Life in the Elephant - Playing at the Coal Yard, Arch Street
Vintage Gelatin Silver Print
16.2 x 24.13 cms (6.37 x 9.48 ins)
The Estate of A. L. Lloyd, Picture Post journalist.
Stephen Daiter Gallery, Chicago
Its voice has the rasp of trams, trains, trucks. Its eyes have the blaze of street-stalls, eel-stands, pin-table arcades and chestnut cans. Its anatomy is decked with sooty bricks, cast iron spikes and the marble pillars of pubs. Its heart is that of its people - kind as a housewife, rough as a worker, busy as a tradesman, wide as a wide-boy. (A. L. Lloyd, 'Life in the Elephant', Picture Post, 8 January 1949, vol.42, no.2, p.10)
Bert Hardy gained fame as the chief photographer for Picture Post, the most important photograph-led news magazine of the 1940s and 1950s. He traveled widely, capturing the leading events and personalities of the day, as well as gaining acclaim for his pictures of deprived areas of Britain, including an award-winning series of photographs of life in London's Elephant and Castle district.
These photographs were taken over a three week period, between 18 November and 8 December 1948 for a picture story entitled 'Life in the Elephant', which appeared in Picture Post on 8 January 1949. The Hyman Collection includes both published and unpublished works from the series.
The wintry weather had much to do with the atmosphere in these photographs. As a result there is an almost Dickensian quality to some of these scenes. A dense haze of smog shrouds the carts, trams and buses and the streets teem with a lively mixture of different characters.
An entrée into this world was provided by Maisie, a prostitute who appears in some of Hardy's photographs of Elephant and Castle. She introduced Hardy to many of those he photographed, allowing him an insight into domestic life as well as life on the streets.
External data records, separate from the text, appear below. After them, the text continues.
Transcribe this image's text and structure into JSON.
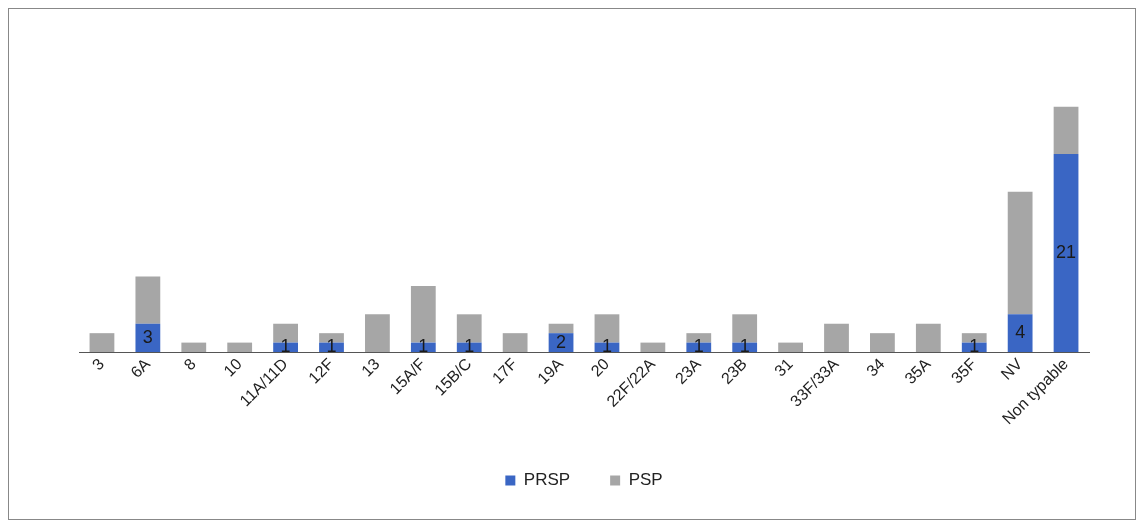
{
  "chart_data": {
    "type": "bar",
    "stacked": true,
    "legend": "bottom",
    "grid": false,
    "categories": [
      "3",
      "6A",
      "8",
      "10",
      "11A/11D",
      "12F",
      "13",
      "15A/F",
      "15B/C",
      "17F",
      "19A",
      "20",
      "22F/22A",
      "23A",
      "23B",
      "31",
      "33F/33A",
      "34",
      "35A",
      "35F",
      "NV",
      "Non typable"
    ],
    "series": [
      {
        "name": "PRSP",
        "color": "#3a66c4",
        "values": [
          0,
          3,
          0,
          0,
          1,
          1,
          0,
          1,
          1,
          0,
          2,
          1,
          0,
          1,
          1,
          0,
          0,
          0,
          0,
          1,
          4,
          21
        ],
        "value_labels": [
          null,
          "3",
          null,
          null,
          "1",
          "1",
          null,
          "1",
          "1",
          null,
          "2",
          "1",
          null,
          "1",
          "1",
          null,
          null,
          null,
          null,
          "1",
          "4",
          "21"
        ]
      },
      {
        "name": "PSP",
        "color": "#a6a6a6",
        "values": [
          2,
          5,
          1,
          1,
          2,
          1,
          4,
          6,
          3,
          2,
          1,
          3,
          1,
          1,
          3,
          1,
          3,
          2,
          3,
          1,
          13,
          5
        ]
      }
    ]
  }
}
Against a backdrop of bomb and building sites, Hardy captures unchanging patterns of life - street markets, coal deliveries, horse dealers - as well as providing glimpses of the modern city, such as some of London's first traffic lights. Bursting with incident, these photographs range from intimate domestic interiors to convivial pub scenes, moving from bustling streets filled with people, buses and trams to scenes of children playing hide and seek amidst the rubble of a bomb or building site.